Il y a des instants dans la vie que l'on appelle une minute, pendant lesquels, en effet, l'aiguille d'une pendule ne parcourt que la soixantième partie de son cadran, et il faudrait dix volumes pour écrire sommairement ce qui se passe dans la tête et dans le cœur d'un homme pendant cet instant. Tel fut celui qui se passa entre la question de Léon et la réponse du médecin. Léon vit en un instant toute sa vie passée et toute sa vie à venir; il se faisait à ce moment une fourche dans sa vie: selon que Geneviève vivrait ou mourrait, il prendrait l'un ou l'autre des chemins. Si Geneviève vit, ce sont des jours plus heureux, des lilas au printemps, une vie trop courte; si elle meurt, un long deuil pour lui qui ne finirait que par une mort tardive; si elle meurt, il se représente dans tous ses détails la mort, le froid, la pâleur, la bière, le cimetière, la terre; si elle vit, il fait le projet de vingt parties de plaisir, de cent distractions; il la mariera: les enfants, le bonheur. Rien n'échappe à ses yeux, dans les deux cas: en pensant au mariage, il voit la toilette, la fleur d'oranger, le voile et les enfants: il y en a un blond, l'autre est châtain, etc.... Je répète qu'il faudrait dix volumes pour indiquer tout ce qu'il pensa; et cependant, trente secondes après sa question, le médecin ouvrait la bouche pour répondre, et Léon le regardait comme on regarderait un juge dont la volonté peut tout; il y avait eu quelque chose de suppliant dans sa voix quand il avait dit: «Eh bien! monsieur?»

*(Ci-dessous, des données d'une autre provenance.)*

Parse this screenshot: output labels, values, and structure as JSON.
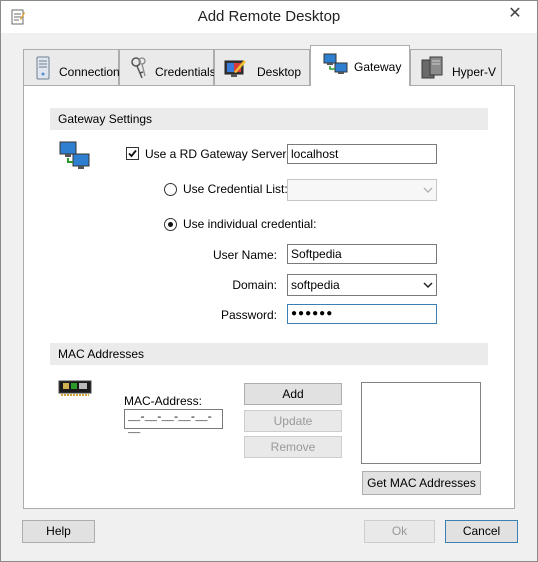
{
  "window": {
    "title": "Add Remote Desktop",
    "close_glyph": "✕"
  },
  "tabs": [
    {
      "label": "Connection",
      "icon": "server-tower-icon"
    },
    {
      "label": "Credentials",
      "icon": "keys-icon"
    },
    {
      "label": "Desktop",
      "icon": "monitor-palette-icon"
    },
    {
      "label": "Gateway",
      "icon": "network-computers-icon"
    },
    {
      "label": "Hyper-V",
      "icon": "server-icon"
    }
  ],
  "active_tab": "Gateway",
  "gateway": {
    "section_title": "Gateway Settings",
    "use_gateway_label": "Use a RD Gateway Server:",
    "use_gateway_checked": true,
    "gateway_server": "localhost",
    "use_credential_list_label": "Use Credential List:",
    "credential_list_value": "",
    "use_individual_label": "Use individual credential:",
    "selected_credential_mode": "individual",
    "username_label": "User Name:",
    "username": "Softpedia",
    "domain_label": "Domain:",
    "domain": "softpedia",
    "password_label": "Password:",
    "password": "●●●●●●"
  },
  "mac": {
    "section_title": "MAC Addresses",
    "address_label": "MAC-Address:",
    "address_mask": "__-__-__-__-__-__",
    "add_label": "Add",
    "update_label": "Update",
    "remove_label": "Remove",
    "get_label": "Get MAC Addresses",
    "addresses": []
  },
  "footer": {
    "help_label": "Help",
    "ok_label": "Ok",
    "cancel_label": "Cancel"
  },
  "colors": {
    "focus_border": "#3c7fb1",
    "disabled_text": "#999999",
    "section_bg": "#ebebeb"
  }
}
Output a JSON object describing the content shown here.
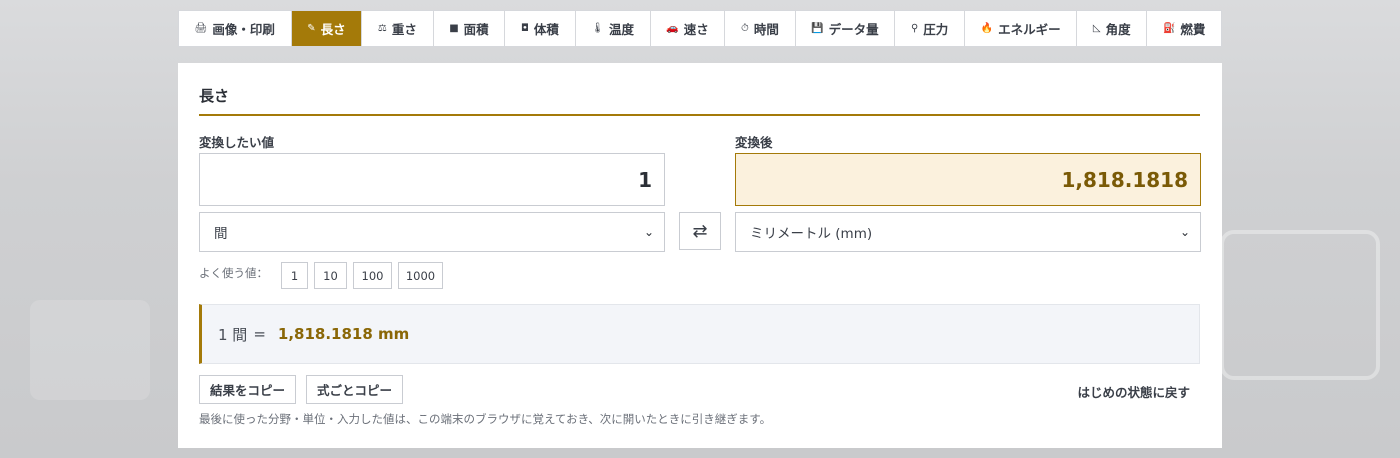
{
  "tabs": [
    {
      "icon": "🖨",
      "icon_name": "printer-icon",
      "label": "画像・印刷",
      "active": false
    },
    {
      "icon": "✎",
      "icon_name": "ruler-icon",
      "label": "長さ",
      "active": true
    },
    {
      "icon": "⚖",
      "icon_name": "scale-icon",
      "label": "重さ",
      "active": false
    },
    {
      "icon": "■",
      "icon_name": "area-icon",
      "label": "面積",
      "active": false
    },
    {
      "icon": "◘",
      "icon_name": "cup-icon",
      "label": "体積",
      "active": false
    },
    {
      "icon": "🌡",
      "icon_name": "thermometer-icon",
      "label": "温度",
      "active": false
    },
    {
      "icon": "🚗",
      "icon_name": "car-icon",
      "label": "速さ",
      "active": false
    },
    {
      "icon": "⏱",
      "icon_name": "stopwatch-icon",
      "label": "時間",
      "active": false
    },
    {
      "icon": "💾",
      "icon_name": "floppy-icon",
      "label": "データ量",
      "active": false
    },
    {
      "icon": "⚲",
      "icon_name": "gauge-icon",
      "label": "圧力",
      "active": false
    },
    {
      "icon": "🔥",
      "icon_name": "fire-icon",
      "label": "エネルギー",
      "active": false
    },
    {
      "icon": "◺",
      "icon_name": "angle-icon",
      "label": "角度",
      "active": false
    },
    {
      "icon": "⛽",
      "icon_name": "fuel-icon",
      "label": "燃費",
      "active": false
    }
  ],
  "panel": {
    "title": "長さ",
    "input_label": "変換したい値",
    "input_value": "1",
    "result_label": "変換後",
    "result_value": "1,818.1818",
    "from_unit": "間",
    "to_unit": "ミリメートル (mm)",
    "swap_icon": "⇄",
    "quick_label": "よく使う値：",
    "quick_values": [
      "1",
      "10",
      "100",
      "1000"
    ],
    "formula": {
      "lhs": "1 間",
      "eq": "=",
      "rhs": "1,818.1818 mm"
    },
    "copy_result": "結果をコピー",
    "copy_formula": "式ごとコピー",
    "reset": "はじめの状態に戻す",
    "note": "最後に使った分野・単位・入力した値は、この端末のブラウザに覚えておき、次に開いたときに引き継ぎます。"
  },
  "colors": {
    "accent": "#a47a09",
    "result_bg": "#fbf1dd"
  }
}
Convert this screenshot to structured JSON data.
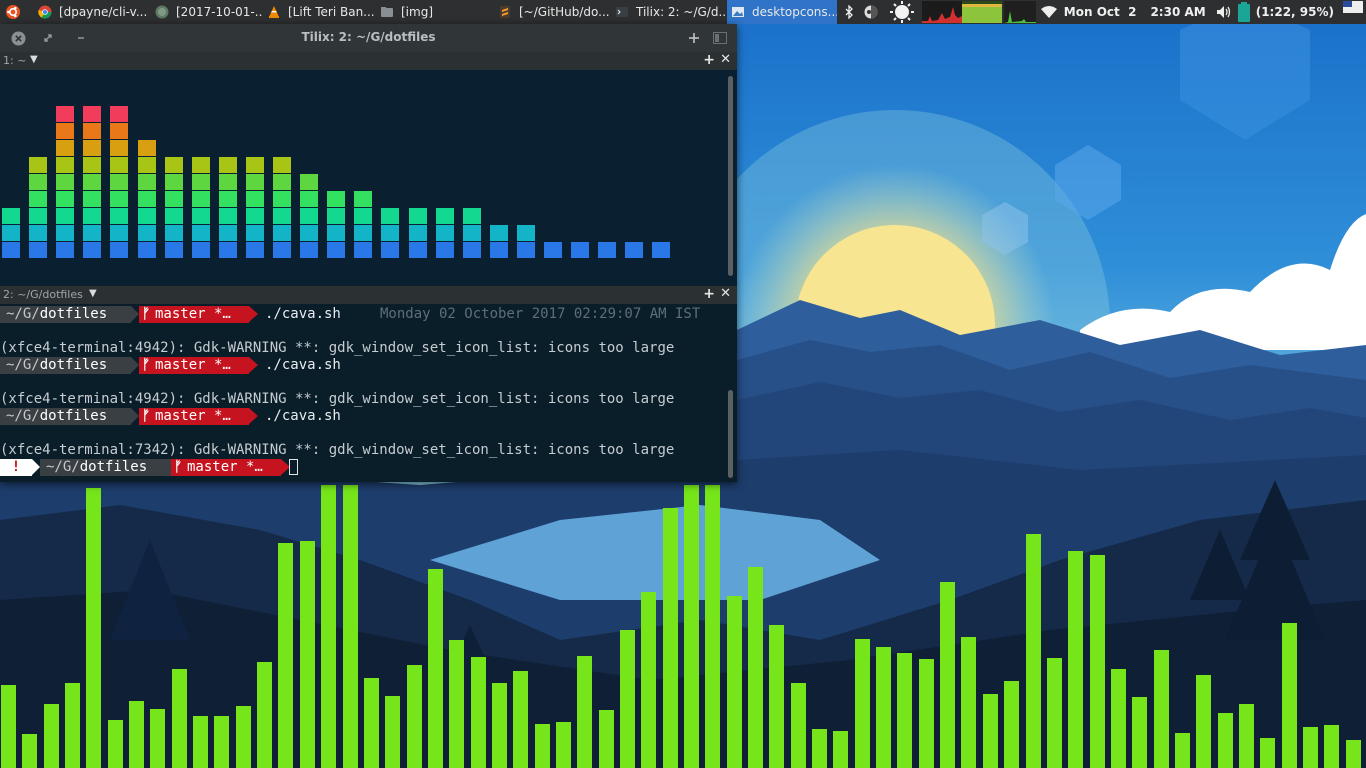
{
  "panel": {
    "windows": [
      {
        "label": "[dpayne/cli-v...",
        "icon": "chrome-icon"
      },
      {
        "label": "[2017-10-01-...",
        "icon": "app-globe-icon"
      },
      {
        "label": "[Lift Teri Ban...",
        "icon": "vlc-icon"
      },
      {
        "label": "[img]",
        "icon": "folder-icon"
      },
      {
        "label": "[~/GitHub/do...",
        "icon": "sublime-icon"
      },
      {
        "label": "Tilix: 2: ~/G/d...",
        "icon": "terminal-icon"
      },
      {
        "label": "desktopcons...",
        "icon": "image-viewer-icon",
        "active": true
      }
    ],
    "clock_date": "Mon Oct  2",
    "clock_time": "2:30 AM",
    "battery": "(1:22, 95%)"
  },
  "tilix": {
    "title": "Tilix: 2: ~/G/dotfiles",
    "pane1_title": "1: ~",
    "pane2_title": "2: ~/G/dotfiles",
    "prompt_path_prefix": "~/G/",
    "prompt_path_dir": "dotfiles",
    "prompt_branch": "master *…",
    "git_symbol": "ᚠ",
    "error_symbol": "!",
    "lines": [
      {
        "kind": "prompt",
        "cmd": "./cava.sh",
        "timestamp": "Monday 02 October 2017 02:29:07 AM IST"
      },
      {
        "kind": "blank"
      },
      {
        "kind": "warning",
        "text": "(xfce4-terminal:4942): Gdk-WARNING **: gdk_window_set_icon_list: icons too large"
      },
      {
        "kind": "prompt",
        "cmd": "./cava.sh"
      },
      {
        "kind": "blank"
      },
      {
        "kind": "warning",
        "text": "(xfce4-terminal:4942): Gdk-WARNING **: gdk_window_set_icon_list: icons too large"
      },
      {
        "kind": "prompt",
        "cmd": "./cava.sh"
      },
      {
        "kind": "blank"
      },
      {
        "kind": "warning",
        "text": "(xfce4-terminal:7342): Gdk-WARNING **: gdk_window_set_icon_list: icons too large"
      },
      {
        "kind": "prompt-error",
        "cmd": ""
      }
    ]
  },
  "cava_terminal": {
    "levels": [
      3,
      6,
      9,
      9,
      9,
      7,
      6,
      6,
      6,
      6,
      6,
      5,
      4,
      4,
      3,
      3,
      3,
      3,
      2,
      2,
      1,
      1,
      1,
      1,
      1
    ],
    "colors": [
      "#2a78e8",
      "#14b4c8",
      "#12d890",
      "#34e060",
      "#5ed640",
      "#a8c414",
      "#d8a010",
      "#e87818",
      "#f23c5c"
    ]
  },
  "cava_desktop": {
    "color": "#76e51a",
    "levels": [
      83,
      34,
      64,
      85,
      280,
      48,
      67,
      59,
      99,
      52,
      52,
      62,
      106,
      225,
      227,
      283,
      283,
      90,
      72,
      103,
      199,
      128,
      111,
      85,
      97,
      44,
      46,
      112,
      58,
      138,
      176,
      260,
      283,
      283,
      172,
      201,
      143,
      85,
      39,
      37,
      129,
      121,
      115,
      109,
      186,
      131,
      74,
      87,
      234,
      110,
      217,
      213,
      99,
      71,
      118,
      35,
      93,
      55,
      64,
      30,
      145,
      41,
      43,
      28
    ]
  }
}
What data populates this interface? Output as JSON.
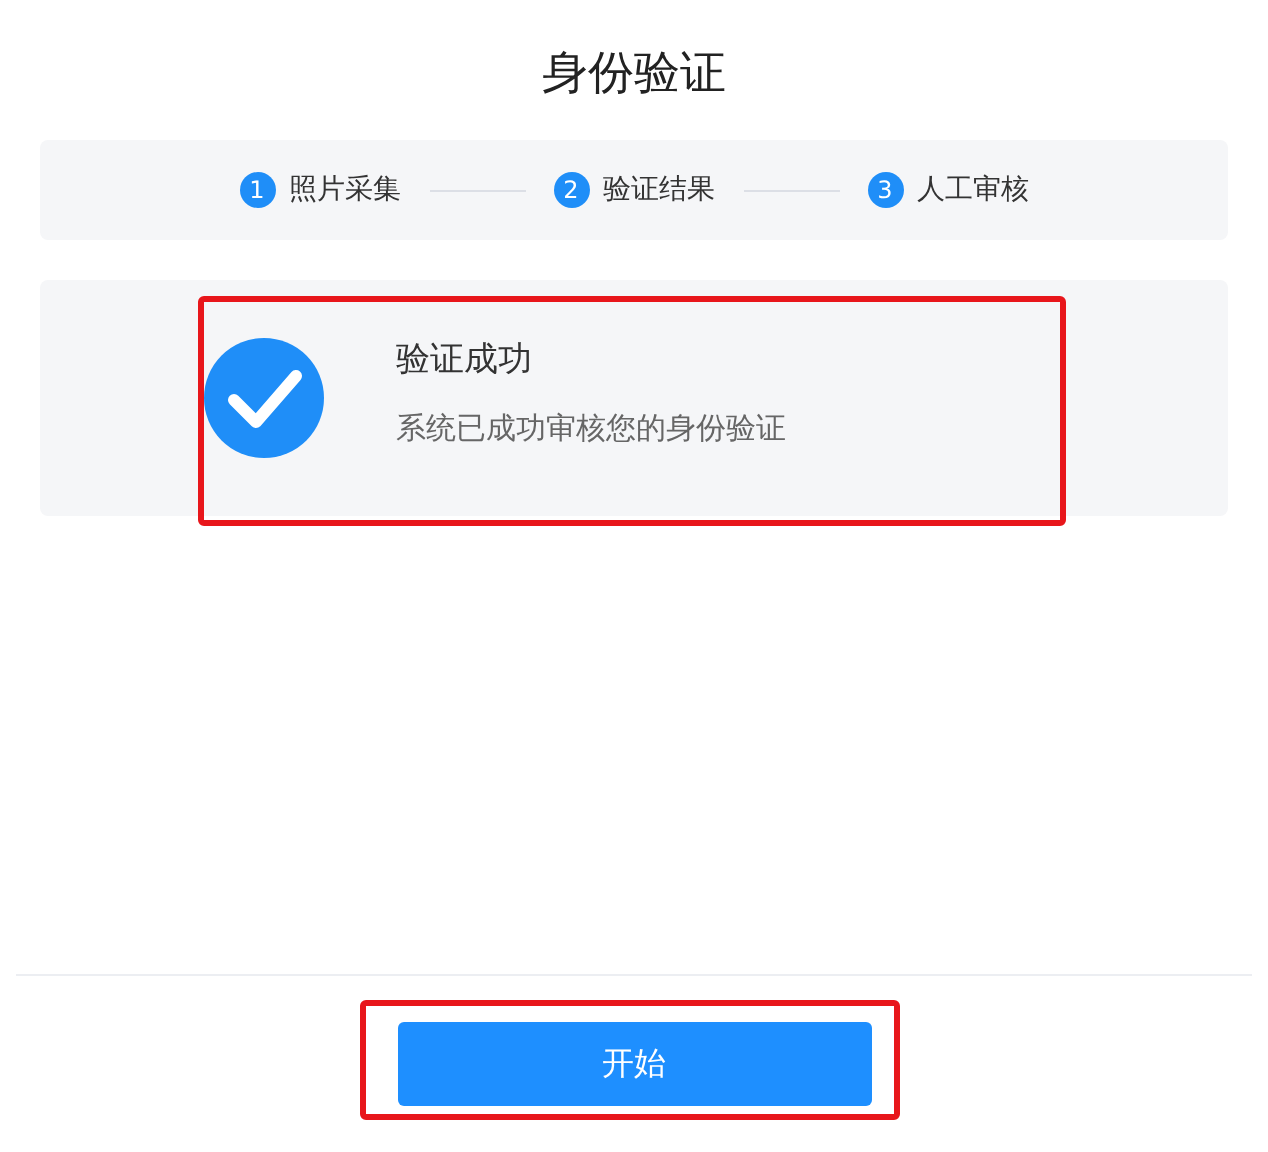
{
  "title": "身份验证",
  "steps": [
    {
      "number": "1",
      "label": "照片采集"
    },
    {
      "number": "2",
      "label": "验证结果"
    },
    {
      "number": "3",
      "label": "人工审核"
    }
  ],
  "result": {
    "heading": "验证成功",
    "message": "系统已成功审核您的身份验证",
    "highlighted": true
  },
  "start_button": {
    "label": "开始",
    "highlighted": true
  }
}
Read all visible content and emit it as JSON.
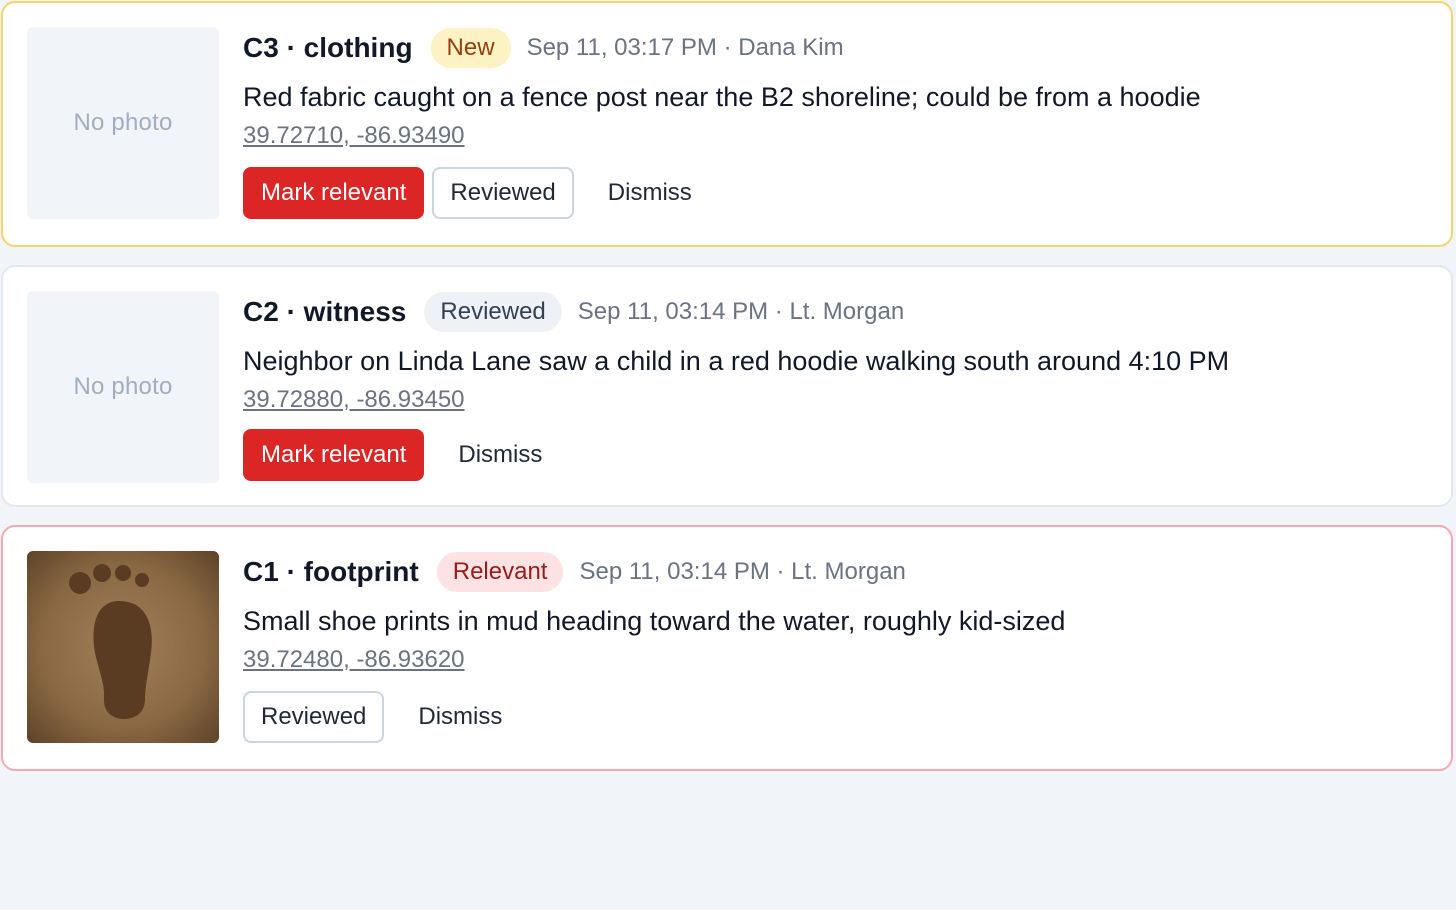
{
  "labels": {
    "no_photo": "No photo",
    "mark_relevant": "Mark relevant",
    "reviewed": "Reviewed",
    "dismiss": "Dismiss"
  },
  "colors": {
    "primary": "#dc2626",
    "new_border": "#f3d66b",
    "relevant_border": "#f5a8b2",
    "background": "#f1f4f9"
  },
  "clues": [
    {
      "id": "C3",
      "category": "clothing",
      "title": "C3 · clothing",
      "status": "New",
      "timestamp": "Sep 11, 03:17 PM",
      "reporter": "Dana Kim",
      "meta": "Sep 11, 03:17 PM · Dana Kim",
      "description": "Red fabric caught on a fence post near the B2 shoreline; could be from a hoodie",
      "coordinates": "39.72710, -86.93490",
      "has_photo": false
    },
    {
      "id": "C2",
      "category": "witness",
      "title": "C2 · witness",
      "status": "Reviewed",
      "timestamp": "Sep 11, 03:14 PM",
      "reporter": "Lt. Morgan",
      "meta": "Sep 11, 03:14 PM · Lt. Morgan",
      "description": "Neighbor on Linda Lane saw a child in a red hoodie walking south around 4:10 PM",
      "coordinates": "39.72880, -86.93450",
      "has_photo": false
    },
    {
      "id": "C1",
      "category": "footprint",
      "title": "C1 · footprint",
      "status": "Relevant",
      "timestamp": "Sep 11, 03:14 PM",
      "reporter": "Lt. Morgan",
      "meta": "Sep 11, 03:14 PM · Lt. Morgan",
      "description": "Small shoe prints in mud heading toward the water, roughly kid-sized",
      "coordinates": "39.72480, -86.93620",
      "has_photo": true,
      "photo_icon": "footprint-icon"
    }
  ]
}
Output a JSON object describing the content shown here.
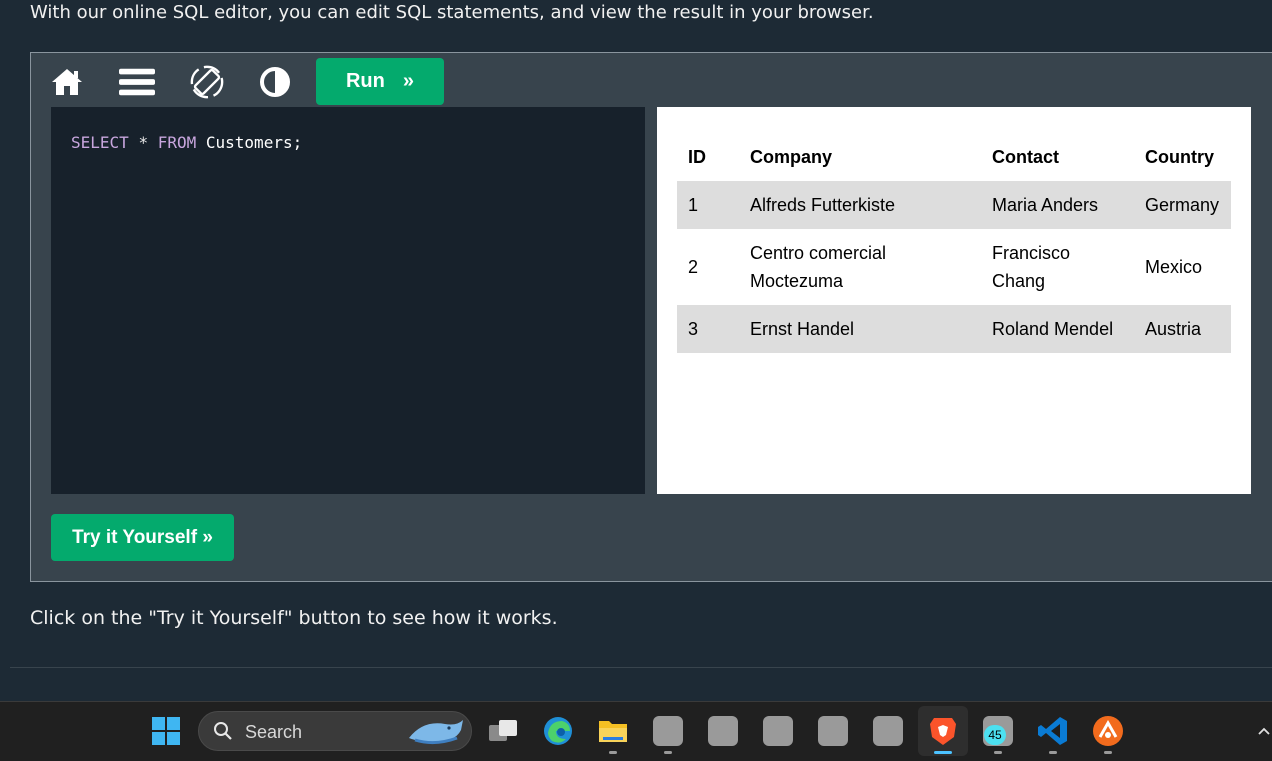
{
  "intro_text": "With our online SQL editor, you can edit SQL statements, and view the result in your browser.",
  "toolbar": {
    "icons": [
      "home-icon",
      "menu-icon",
      "rotate-icon",
      "contrast-icon"
    ],
    "run_label": "Run",
    "run_arrow": "»"
  },
  "editor": {
    "kw1": "SELECT",
    "star": "*",
    "kw2": "FROM",
    "table": "Customers;"
  },
  "result": {
    "headers": [
      "ID",
      "Company",
      "Contact",
      "Country"
    ],
    "rows": [
      [
        "1",
        "Alfreds Futterkiste",
        "Maria Anders",
        "Germany"
      ],
      [
        "2",
        "Centro comercial Moctezuma",
        "Francisco Chang",
        "Mexico"
      ],
      [
        "3",
        "Ernst Handel",
        "Roland Mendel",
        "Austria"
      ]
    ]
  },
  "try_button": "Try it Yourself »",
  "outro_text": "Click on the \"Try it Yourself\" button to see how it works.",
  "taskbar": {
    "search_label": "Search",
    "badge_count": "45",
    "colors": {
      "accent": "#04aa6d",
      "editor_bg": "#17212b",
      "page_bg": "#1d2a35"
    }
  }
}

Le médecin répondit en hochant la tête: «Cela va mal.»
Léon resta les yeux ouverts, mais sans regard; ces paroles retentissaient dans sa tête comme autant de petits marteaux qui la brisaient au dedans. Le médecin descendit une marche, Léon l'arrêta:
«N'y a-t-il donc plus d'espoir?
—Monsieur, dit le médecin, il y a toujours de l'espoir, mais votre sœur est bien malade.»
Et il salua; Léon le suivit: il lui semblait que cet homme allait emporter son dernier espoir.
«Vous reviendrez tantôt, n'est-ce pas?
—Oui, mais rien ne presse; la maladie n'est pas au dernier période, nous avons probablement plusieurs mois devant nous.»
En disant ces mots, il avait continué à descendre, et Léon l'avait suivi jusqu'à la porte cochère. Il le suivit encore de l'œil jusqu'à ce qu'il tournât le coin de la rue où il allait prendre une tasse de café et lire le journal. Léon rentra; il ne pouvait s'empêcher de regarder Geneviève. Il y a dans les gens qui vont bientôt mourir quelque chose de solennel et de singulier; leur chair est comme transparente, et il semble qu'elle est éclairée en dedans par leur âme, semblable à une lampe qui s'alimente du corps et le consume. Geneviève ne se croyait pas malade; elle s'attendait très-bien à mourir, mais de douleur et de désespoir.
Au bout de peu de jours, les prescriptions du médecin avaient produit un excellent résultat, il dit à Léon: «La malade va mieux, mais je n'ai rien pu faire jusqu'ici contre la maladie. Il faut prendre garde de frapper son imagination. Je vais vous dire devant elle que mes soins sont désormais inutiles, et qu'elle est guérie; vous m'engagerez à venir vous voir, à titre de connaissance; je viendrai quelquefois, le soir, faire une partie de dominos, et je suivrai la maladie sans qu'elle puisse prendre mes ordonnances pour autre chose que pour quelques conseils donnés par hasard.